Forais da Fundação, Municípios de Portugal
O artigo com mais relevância e actualidade que publicamos neste número da revista INDEPENDÊNCIA é o artigo do Prof. Paulo Almeida Fernandes “Há 900 anos, em Sernancelhe”. Não nos fala só do foral de Sernancelhe, que festejou 900 anos em 26 de Outubro passado, em cerimónia municipal onde participei, representando a Sociedade Histórica. Mas expõe também o encadeado coerente de vários forais outorgados nesses anos imediatamente anteriores à fundação do Reino de Portugal, que, concentrados sobretudo na região de Coimbra e na linha do Mondego, vão marcando e balizando o território de Portugal e tecendo a sua coesão.
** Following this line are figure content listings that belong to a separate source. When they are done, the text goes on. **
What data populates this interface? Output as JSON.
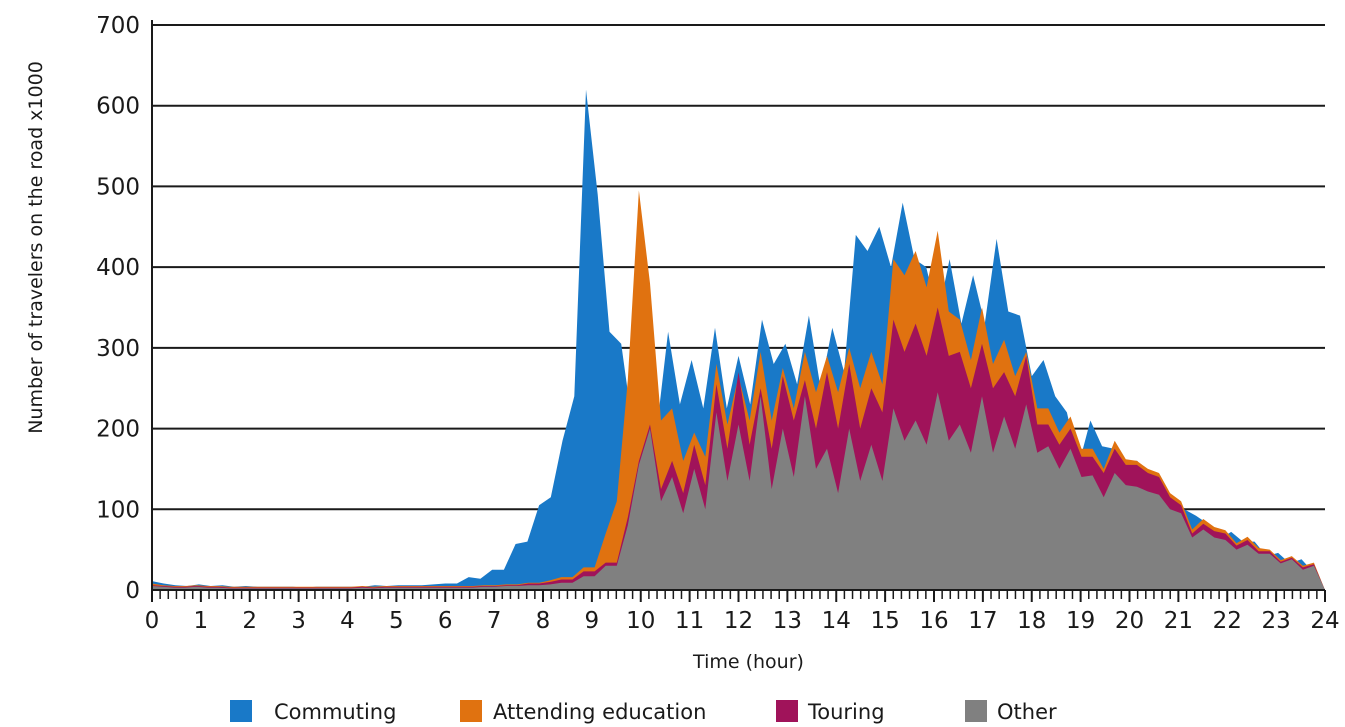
{
  "chart_data": {
    "type": "area",
    "stacked": true,
    "xlabel": "Time (hour)",
    "ylabel": "Number of travelers on the road x1000",
    "xlim": [
      0,
      24
    ],
    "ylim": [
      0,
      700
    ],
    "xticks": [
      0,
      1,
      2,
      3,
      4,
      5,
      6,
      7,
      8,
      9,
      10,
      11,
      12,
      13,
      14,
      15,
      16,
      17,
      18,
      19,
      20,
      21,
      22,
      23,
      24
    ],
    "yticks": [
      0,
      100,
      200,
      300,
      400,
      500,
      600,
      700
    ],
    "grid": "horizontal",
    "legend_position": "bottom",
    "x_step_hours": 0.1667,
    "series": [
      {
        "name": "Other",
        "color": "#808080",
        "totals": [
          5,
          4,
          3,
          3,
          4,
          3,
          3,
          2,
          2,
          2,
          2,
          2,
          2,
          2,
          2,
          2,
          2,
          2,
          2,
          3,
          2,
          3,
          3,
          3,
          3,
          3,
          3,
          3,
          3,
          3,
          4,
          4,
          5,
          5,
          6,
          6,
          7,
          9,
          9,
          17,
          17,
          30,
          30,
          80,
          155,
          200,
          110,
          140,
          95,
          150,
          100,
          220,
          135,
          205,
          135,
          240,
          125,
          200,
          140,
          240,
          150,
          175,
          120,
          200,
          135,
          180,
          135,
          225,
          185,
          210,
          180,
          245,
          185,
          205,
          170,
          240,
          170,
          215,
          175,
          230,
          170,
          178,
          150,
          175,
          140,
          142,
          115,
          145,
          130,
          128,
          122,
          118,
          100,
          95,
          65,
          75,
          65,
          62,
          50,
          56,
          45,
          45,
          33,
          38,
          25,
          30,
          0
        ]
      },
      {
        "name": "Touring",
        "color": "#a0135a",
        "totals": [
          6,
          5,
          4,
          4,
          5,
          4,
          4,
          3,
          3,
          3,
          3,
          3,
          3,
          3,
          3,
          3,
          3,
          3,
          3,
          4,
          3,
          4,
          4,
          4,
          4,
          4,
          4,
          4,
          4,
          4,
          5,
          5,
          6,
          6,
          8,
          8,
          10,
          13,
          13,
          23,
          23,
          34,
          34,
          90,
          160,
          205,
          125,
          160,
          120,
          180,
          130,
          255,
          175,
          270,
          180,
          250,
          175,
          265,
          210,
          260,
          200,
          270,
          200,
          280,
          200,
          250,
          220,
          335,
          295,
          330,
          290,
          350,
          290,
          295,
          250,
          305,
          250,
          270,
          240,
          290,
          205,
          205,
          180,
          200,
          165,
          165,
          145,
          175,
          155,
          155,
          145,
          140,
          115,
          105,
          70,
          82,
          73,
          70,
          55,
          62,
          48,
          48,
          35,
          40,
          28,
          32,
          0
        ]
      },
      {
        "name": "Attending education",
        "color": "#e07210",
        "totals": [
          8,
          6,
          5,
          5,
          6,
          5,
          5,
          4,
          4,
          4,
          4,
          4,
          4,
          4,
          4,
          4,
          4,
          4,
          4,
          5,
          4,
          5,
          5,
          5,
          5,
          5,
          5,
          5,
          5,
          5,
          6,
          6,
          7,
          7,
          9,
          9,
          12,
          16,
          16,
          28,
          28,
          70,
          110,
          260,
          495,
          380,
          210,
          225,
          160,
          195,
          165,
          280,
          205,
          265,
          210,
          295,
          210,
          275,
          225,
          295,
          245,
          290,
          245,
          300,
          250,
          295,
          255,
          410,
          390,
          420,
          375,
          445,
          345,
          335,
          285,
          350,
          280,
          310,
          265,
          295,
          225,
          225,
          195,
          215,
          175,
          175,
          150,
          185,
          162,
          160,
          150,
          145,
          120,
          110,
          75,
          88,
          78,
          74,
          58,
          66,
          52,
          50,
          37,
          42,
          30,
          34,
          0
        ]
      },
      {
        "name": "Commuting",
        "color": "#1979c8",
        "totals": [
          11,
          8,
          6,
          5,
          7,
          5,
          6,
          4,
          5,
          4,
          4,
          4,
          4,
          3,
          4,
          4,
          4,
          4,
          4,
          6,
          5,
          6,
          6,
          6,
          7,
          8,
          8,
          16,
          14,
          25,
          25,
          57,
          60,
          105,
          115,
          185,
          240,
          620,
          490,
          320,
          305,
          200,
          245,
          195,
          320,
          230,
          285,
          225,
          325,
          225,
          290,
          230,
          335,
          280,
          305,
          255,
          340,
          250,
          325,
          270,
          440,
          420,
          450,
          400,
          480,
          410,
          400,
          340,
          410,
          330,
          390,
          330,
          435,
          345,
          340,
          265,
          285,
          240,
          220,
          155,
          210,
          178,
          175,
          160,
          160,
          140,
          125,
          80,
          100,
          92,
          82,
          63,
          72,
          60,
          60,
          42,
          46,
          33,
          38,
          22,
          0
        ]
      }
    ]
  },
  "legend": {
    "items": [
      {
        "label": "Commuting",
        "color": "#1979c8"
      },
      {
        "label": "Attending education",
        "color": "#e07210"
      },
      {
        "label": "Touring",
        "color": "#a0135a"
      },
      {
        "label": "Other",
        "color": "#808080"
      }
    ]
  }
}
Esta região constituía, nesse tempo, a fronteira Sul do Condado Portucalense, estando sujeita à pressão dos almorávidas.
Escreve Paulo Almeida Fernandes: “A constituição de um concelho significava a emergência de um marco estável no território e a criação de uma milícia municipal, composta por cavaleiros e peões recrutados entre os habitantes. No entanto, estas forças militarizadas, lideradas pelas cavalarias vilãs locais, por mais numerosas e bem organizadas, estavam longe de ser suficientes para combater eficazmente os almorávidas.”
Os forais, definindo e constituindo os concelhos, são instrumentos fundamentais da organização do território português, desde o início do Reino e mesmo anteriormente, no Condado Portucalense, sob governo do Conde D. Henrique, da Condessa-Rainha D. Teresa e de D. Afonso Henriques ainda no período condal. E são instrumentos definidores da relação comunitária dentro dos vários concelhos e, bem assim, dos laços estreitos e directos entre estes e o governante supremo. Dizendo de outro modo, foram instrumentos relevantes para a formação do sentimento de comunidade e a organização da sua presença no território do Reino, à medida que se foi alargando.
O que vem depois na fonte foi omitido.